Seitens einiger Mitglieder des Gemeinderates wurden Bedenken hinsichtlich der geplanten Erschließung vorgebracht, insbesondere sahen sie hier die Gefahr von Behinderungen der Landwirtschaft durch parkende LKW. Auch wurde darauf verwiesen, dass die Abbiegespur auf der Kreisstraße zu dicht an der Autobahnunterführung ist.
Bürgermeister Knödler erläuterte, dass die seitens des Gemeinderates vorgebrachten Bedenken in der weiteren Planung geprüft werden. Der Gemeinderat beschloss daraufhin bei drei Enthaltungen und einer Gegenstimme den Entwurf des Bebauungsplanes „Obere Bustadt“ des Planungsbüros IFK, Mosbach, vom 04.10.2011 festzustellen. Die frühzeitige Beteiligung der Öffentlichkeit wird in Form einer Planauflage, die frühzeitige Beteiligung der Behörden wird in Form eines Scoping-Termins durchgeführt.
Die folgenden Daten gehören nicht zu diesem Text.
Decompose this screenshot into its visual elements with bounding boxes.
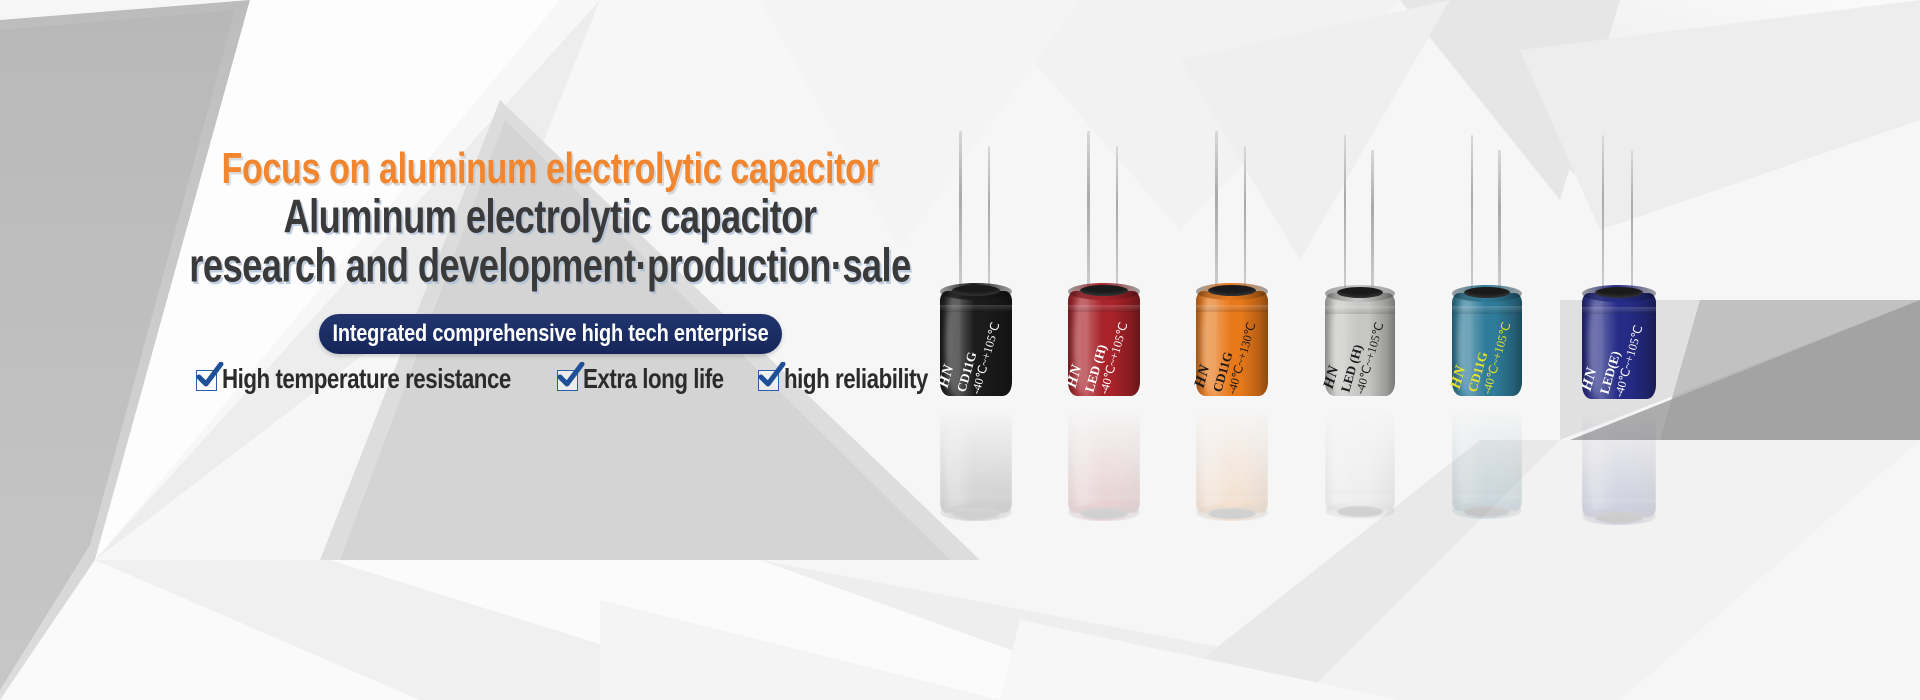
- capacitor-red-body: [1068, 408, 1140, 513]
- capacitor-teal-lead-right: [1498, 150, 1500, 295]
- feature-label: high reliability: [784, 364, 928, 396]
- headline-line-2: research and development·production·sale: [187, 242, 912, 292]
- capacitor-orange-lead-right: [1244, 146, 1246, 293]
- capacitor-navy-reflection: [1582, 405, 1656, 525]
- body-groove: [1452, 306, 1522, 313]
- capacitor-orange-top: [1208, 508, 1256, 519]
- capacitor-navy-lead-right: [1631, 150, 1633, 295]
- feature-item-extra-long-life: Extra long life: [557, 366, 734, 394]
- body-groove: [1068, 305, 1140, 312]
- capacitor-silver-body: [1325, 408, 1395, 511]
- capacitor-navy-lead-left: [1602, 135, 1604, 295]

Die Verwaltung wurde beauftragt, die weiteren Verfahrensschritte durchzuführen
TOP 102
Freibad Ilsfeld Hier: Errichtung Windfang Gastronomie und Parkplätze entlang der Schozach
Der Vorsitzende erläuterte, dass die Verwaltung nach nochmaliger Prüfung des Sachverhalts vorerst von der Ausweisung von Parkplätzen und den damit verbundenen Kosten in Höhe von ca. 40.000 Euro absehen möchte. Als kurzfristige Maßnahme sollte daher auf dem jetzigen Randstreifen Schotter eingebaut werden, um dann hier zwei Varianten einer Planung für Parkplätze anfertigen zu lassen, die auch den Belangen einer möglichen Radwegverlagerung Rechnung tragen wie auch der geplanten Renaturierung der Schozach. Nach Vorlage der Planungen kann der Gemeinderat dann im Rahmen eines Ortstermins den Sachverhalt beraten und abschließend hierüber in einer Gemeinderatssitzung Beschluss fassen. Hinsichtlich des Vordach/ Windfangs belaufen sich die Kosten auf unter 10.000 Euro, so dass die Auftragsvergabe in Zuständigkeit der Verwaltung vorgenommen werden kann. Die Mitglieder des Gemeinderates sind mit dieser Vorgehensweise einverstanden.
TOP 103
Bekanntgaben
Es lagen keine Bekanntgaben vor.
TOP 104
Anfragen
Ein Mitglied des Gemeinderates verwies auf den schlechten Zustand des Feldweges im Bereich Landturm in Richtung Engelsberghöfe. Bürgermeister Knödler sicherte eine Prüfung des Sachverhaltes zu, um hier in Abstimmung mit dem Landwirtschaftlichen Ortsverein dann entsprechende Maßnahmen zu ergreifen. Ein weiteres Mitglied fragte nach der Einrichtung eines Haltverbots im Bereich der Mühlstraße. Der Vorsitzende erwiderte, dass dieser Sachverhalt auf der Tagesordnung der nächsten Verkehrsschau steht.